In order to transition out of those stay-at-home orders, the state will be constantly reevaluating its ability to expand testing, protect vulnerable populations, address ongoing hospital needs, coordinate with research partners, develop new physical distancing guidelines and be ready to move back and forth between stricter and looser guidelines (“There’s no light switch here. I’d argue it’s more like a dimmer,” he said).

Those last two points in particular may change how we interact in public in the near future. Newsom suggests that businesses may have to literally redraw their floorplans. Offices will need to think about providing things like hand wipes for when we push a button in an elevator. Telecommuting may become more of the norm, as may distance learning.
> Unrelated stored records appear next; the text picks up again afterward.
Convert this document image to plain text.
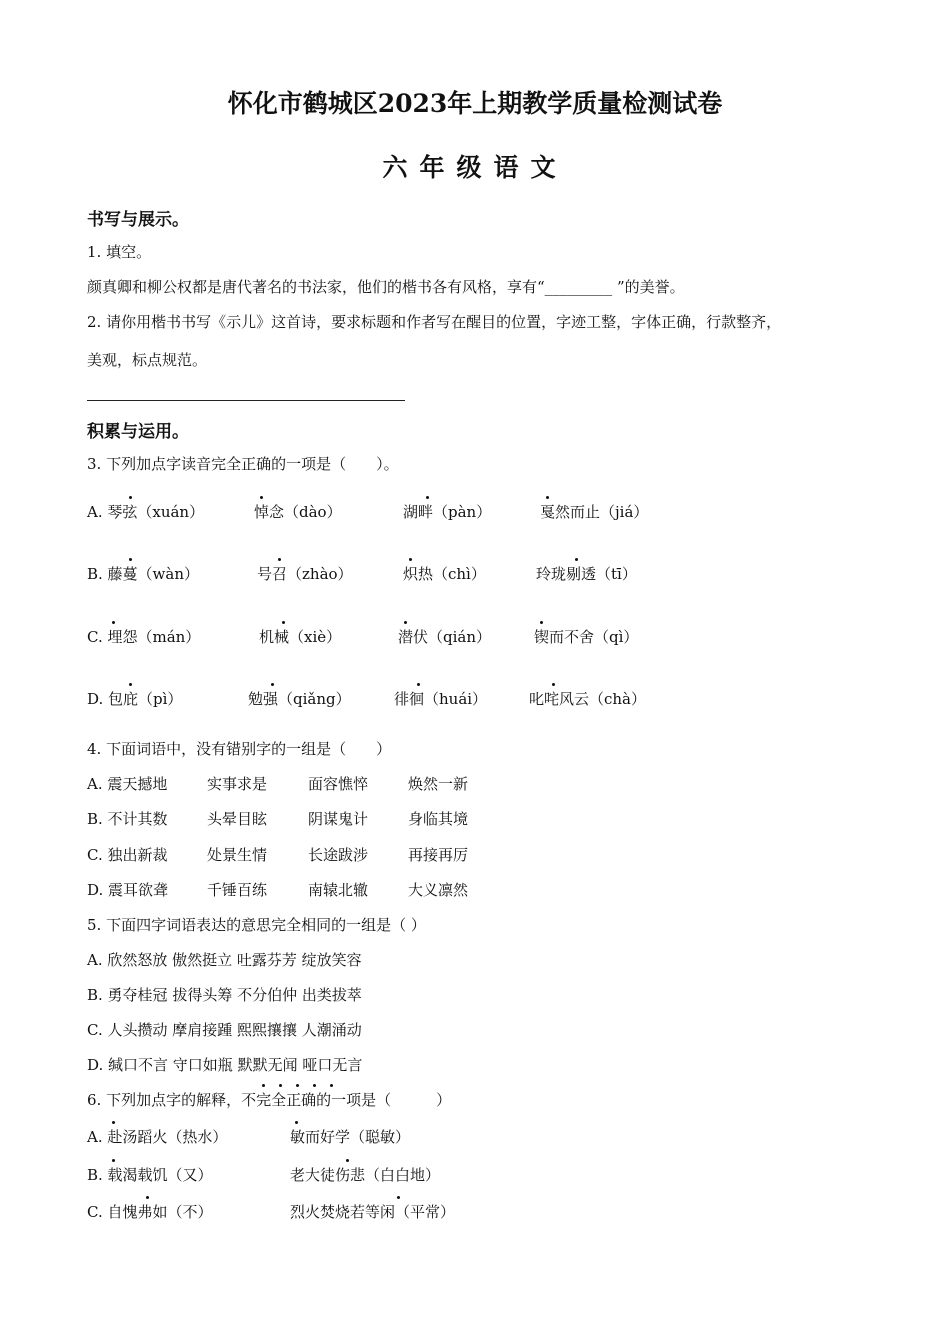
怀化市鹤城区2023年上期教学质量检测试卷
六年级语文
书写与展示。
1. 填空。
颜真卿和柳公权都是唐代著名的书法家，他们的楷书各有风格，享有“_________ ”的美誉。
2. 请你用楷书书写《示儿》这首诗，要求标题和作者写在醒目的位置，字迹工整，字体正确，行款整齐，
美观，标点规范。
积累与运用。
3. 下列加点字读音完全正确的一项是（　　）。
A. 琴弦（xuán）	悼念（dào）	湖畔（pàn）	戛然而止（jiá）
B. 藤蔓（wàn）	号召（zhào）	炽热（chì）	玲珑剔透（tī）
C. 埋怨（mán）	机械（xiè）	潜伏（qián）	锲而不舍（qì）
D. 包庇（pì）	勉强（qiǎng）	徘徊（huái）	叱咤风云（chà）
4. 下面词语中，没有错别字的一组是（　　）
A. 震天撼地	实事求是	面容憔悴	焕然一新
B. 不计其数	头晕目眩	阴谋鬼计	身临其境
C. 独出新裁	处景生情	长途跋涉	再接再厉
D. 震耳欲聋	千锤百练	南辕北辙	大义凛然
5. 下面四字词语表达的意思完全相同的一组是（ ）
A. 欣然怒放 傲然挺立 吐露芬芳 绽放笑容
B. 勇夺桂冠 拔得头筹 不分伯仲 出类拔萃
C. 人头攒动 摩肩接踵 熙熙攘攘 人潮涌动
D. 缄口不言 守口如瓶 默默无闻 哑口无言
6. 下列加点字的解释，不完全正确的一项是（　　　）
A. 赴汤蹈火（热水）	敏而好学（聪敏）
B. 载渴载饥（又）	老大徒伤悲（白白地）
C. 自愧弗如（不）	烈火焚烧若等闲（平常）
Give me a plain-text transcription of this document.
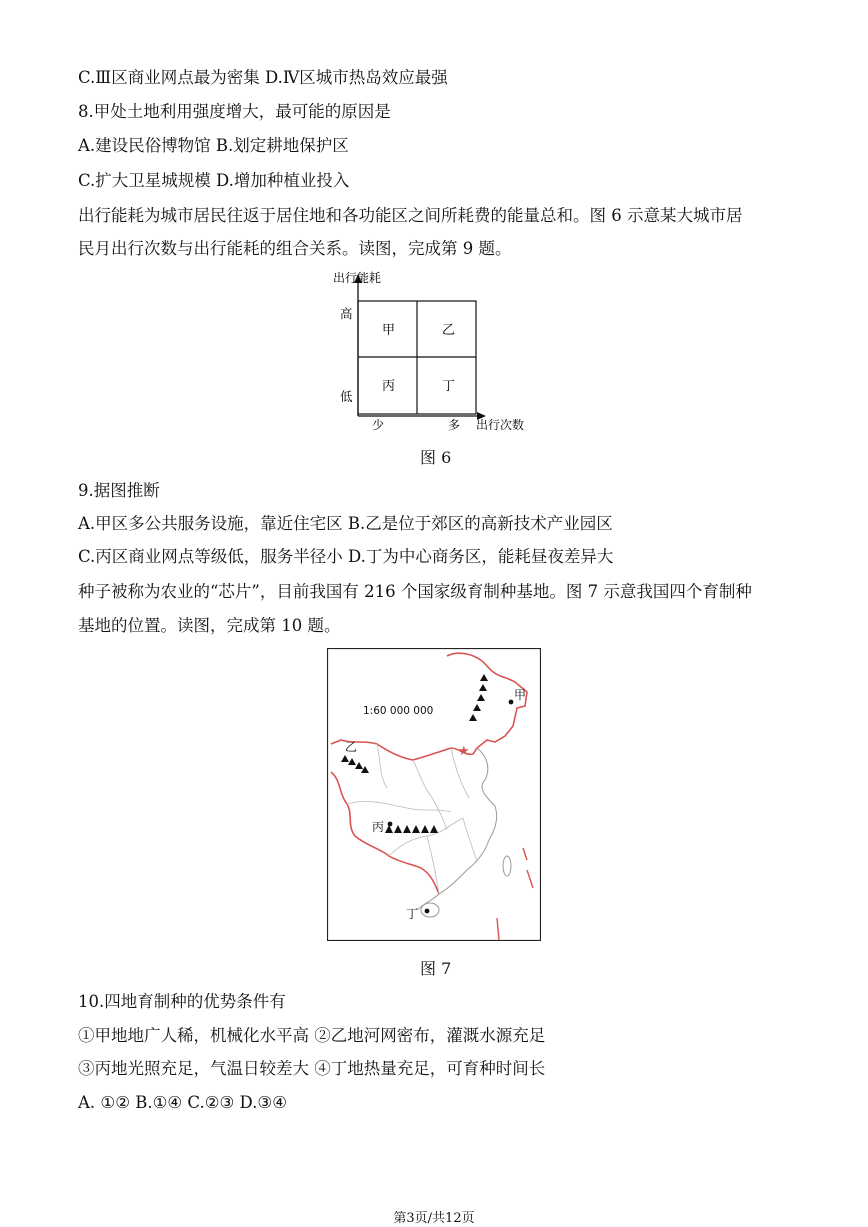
C.Ⅲ区商业网点最为密集 D.Ⅳ区城市热岛效应最强
8.甲处土地利用强度增大，最可能的原因是
A.建设民俗博物馆 B.划定耕地保护区
C.扩大卫星城规模 D.增加种植业投入
出行能耗为城市居民往返于居住地和各功能区之间所耗费的能量总和。图 6 示意某大城市居
民月出行次数与出行能耗的组合关系。读图，完成第 9 题。
出行能耗
高
低
少	多 出行次数
甲	乙
丙	丁
图 6
9.据图推断
A.甲区多公共服务设施，靠近住宅区 B.乙是位于郊区的高新技术产业园区
C.丙区商业网点等级低，服务半径小 D.丁为中心商务区，能耗昼夜差异大
种子被称为农业的“芯片”，目前我国有 216 个国家级育制种基地。图 7 示意我国四个育制种
基地的位置。读图，完成第 10 题。
★
1:60 000 000
甲
乙
丙
丁
图 7
10.四地育制种的优势条件有
①甲地地广人稀，机械化水平高 ②乙地河网密布，灌溉水源充足
③丙地光照充足，气温日较差大 ④丁地热量充足，可育种时间长
A. ①② B.①④ C.②③ D.③④
第3页/共12页
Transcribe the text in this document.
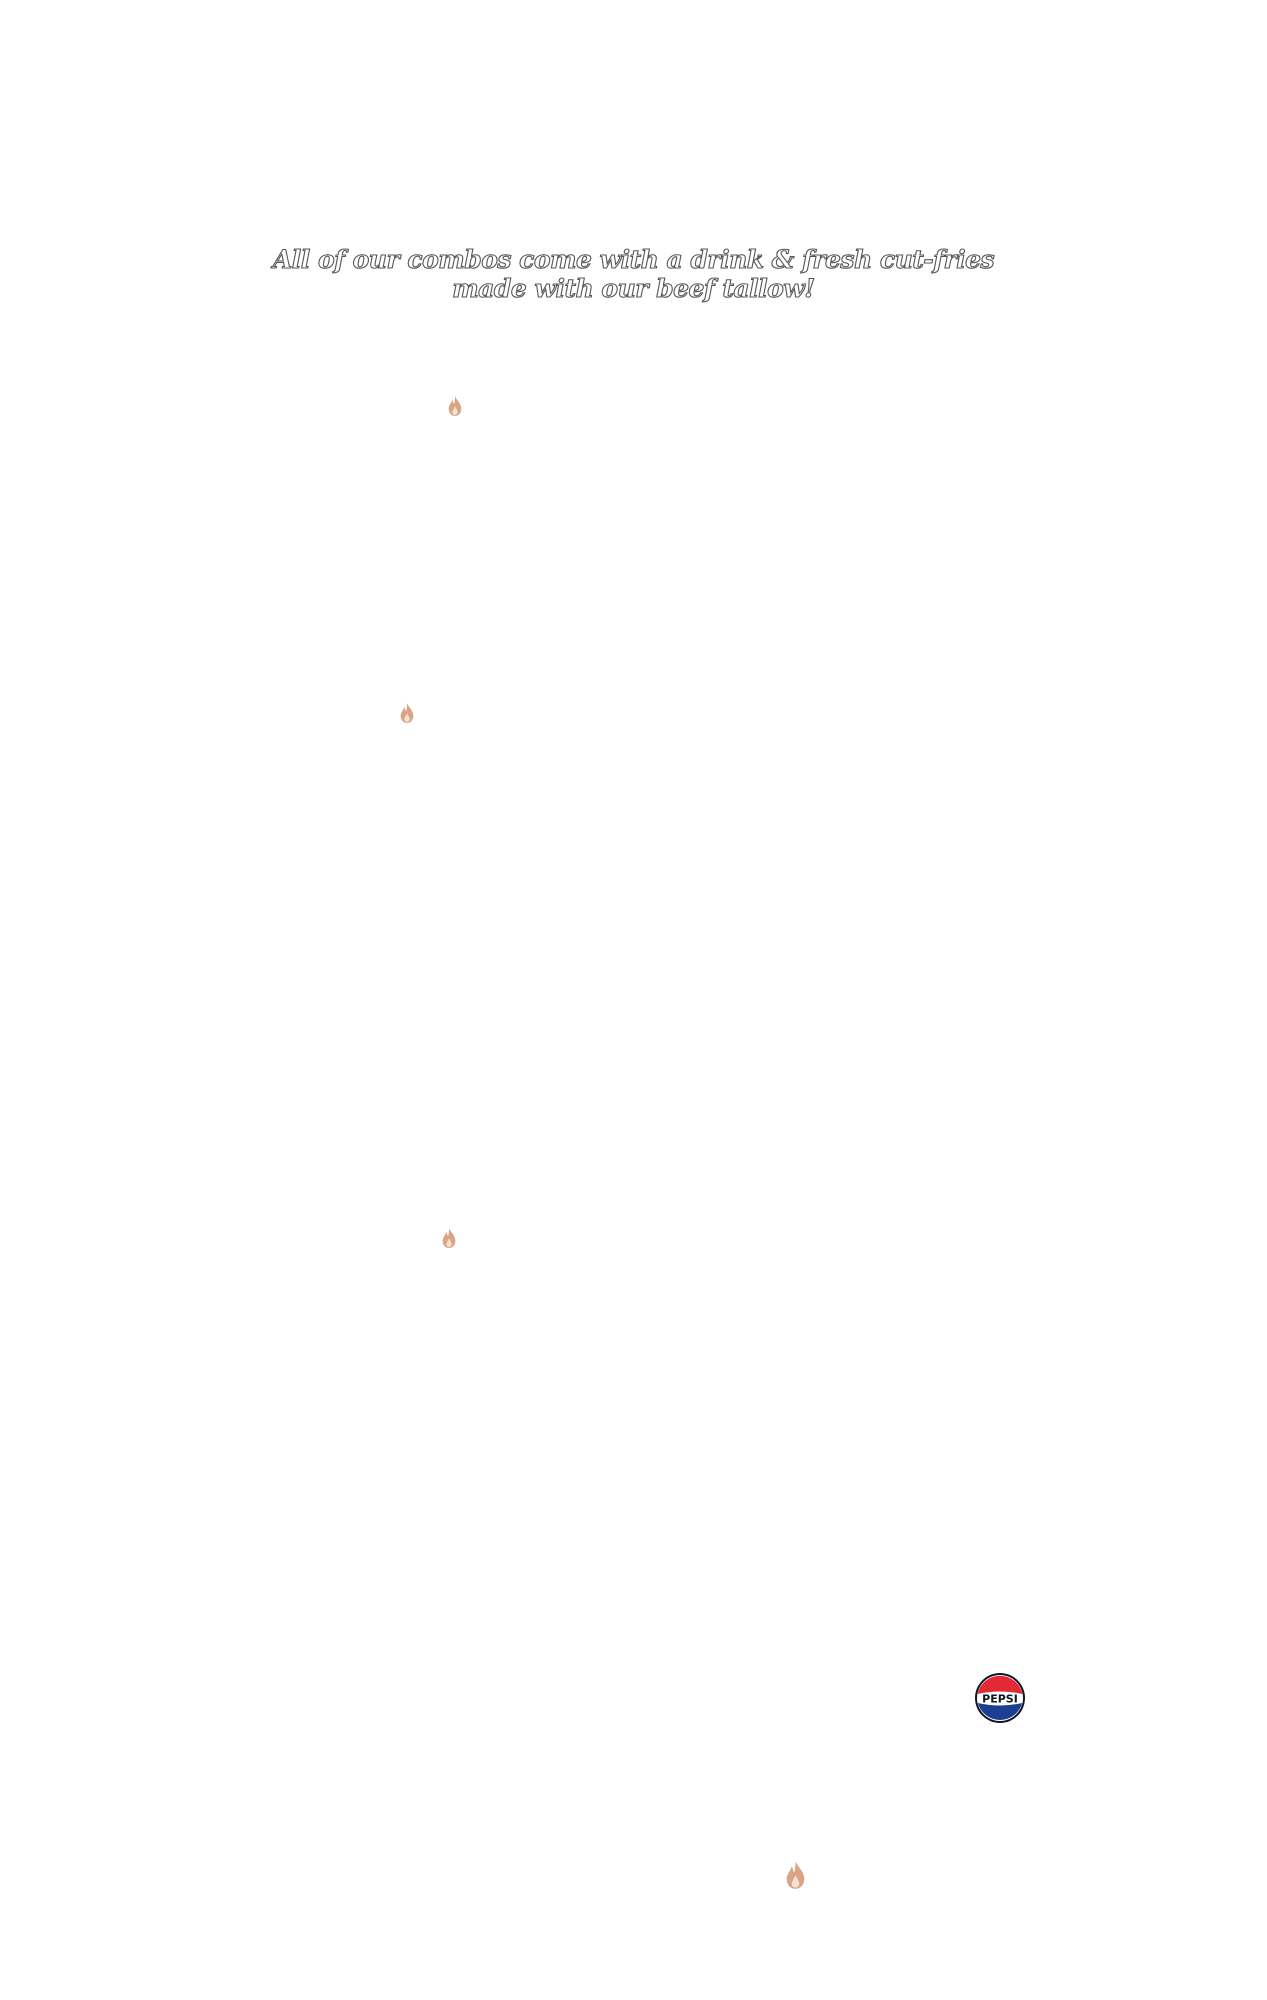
All of our combos come with a drink & fresh cut-fries
made with our beef tallow!
PEPSI
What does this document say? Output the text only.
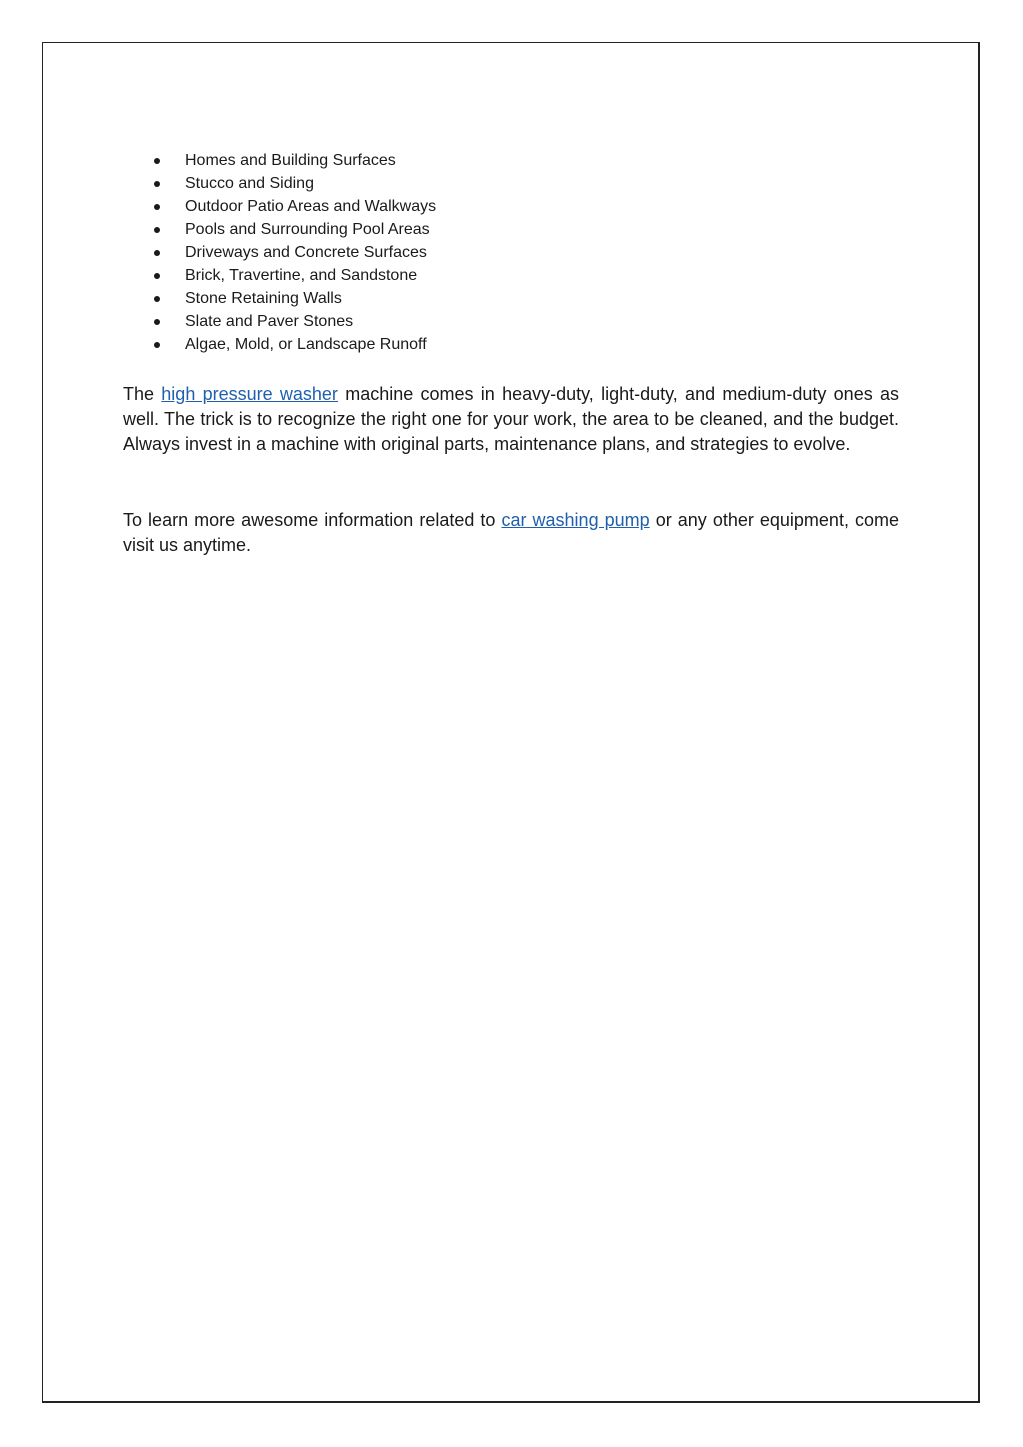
Homes and Building Surfaces
Stucco and Siding
Outdoor Patio Areas and Walkways
Pools and Surrounding Pool Areas
Driveways and Concrete Surfaces
Brick, Travertine, and Sandstone
Stone Retaining Walls
Slate and Paver Stones
Algae, Mold, or Landscape Runoff

The high pressure washer machine comes in heavy-duty, light-duty, and medium-duty ones as well. The trick is to recognize the right one for your work, the area to be cleaned, and the budget. Always invest in a machine with original parts, maintenance plans, and strategies to evolve.

To learn more awesome information related to car washing pump or any other equipment, come visit us anytime.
And speaking of schools, come the fall, they might need to look at measures like staggering the times that students show up. Parks, playgrounds, benches, swings, sidewalks, streets and all sorts of businesses and buildings will need to be disinfected.

Of course, as most of us are still stuck at home, the big question is when we’ll be able to start venturing out again at all. The short answer: We simply don’t know yet. California’s size and diversity of population centers means that, in coordination with state guidelines, local health departments will ultimately make the decisions at the times that are right for them. Furthermore, rapidly changing circumstances—either positively or negatively—could alter that schedule at any moment.

“I know there’s going to be dozens of questions: more specific, tell us exactly when,” said Newsom. “Let me just answer that question. In two weeks, if we see a continued decline—not just flattening, but decline—in hospitalizations and ICUs, and we see this workforce and the infrastructure and PPE needs met (as we anticipate around the first week in May to start seeing the benefits and fruits of that), ask me the question then and we will be in a very different place where we can be more prescriptive on giving people timelines. I know you want the timeline, but we can’t get ahead of ourselves. Let’s not make the mistake of pulling the plug too early as much as we all want to.”

The one timeline Newsom was able to confidently speak to now was that we’re unlikely to see large scale events returning before the end of August. “The prospect of mass gatherings is negligible at best until we get to herd immunity and we get to a vaccine,” he said. “So large scale events that bring in hundreds, thousands, tens of thousands of strangers all together… is not in the cards based upon our current guidelines and current expectations.” But breakthroughs in therapeutics and vaccines could change that. “This is not a permanent state, and we’re finally seeing some rays of sunshine on the horizon.”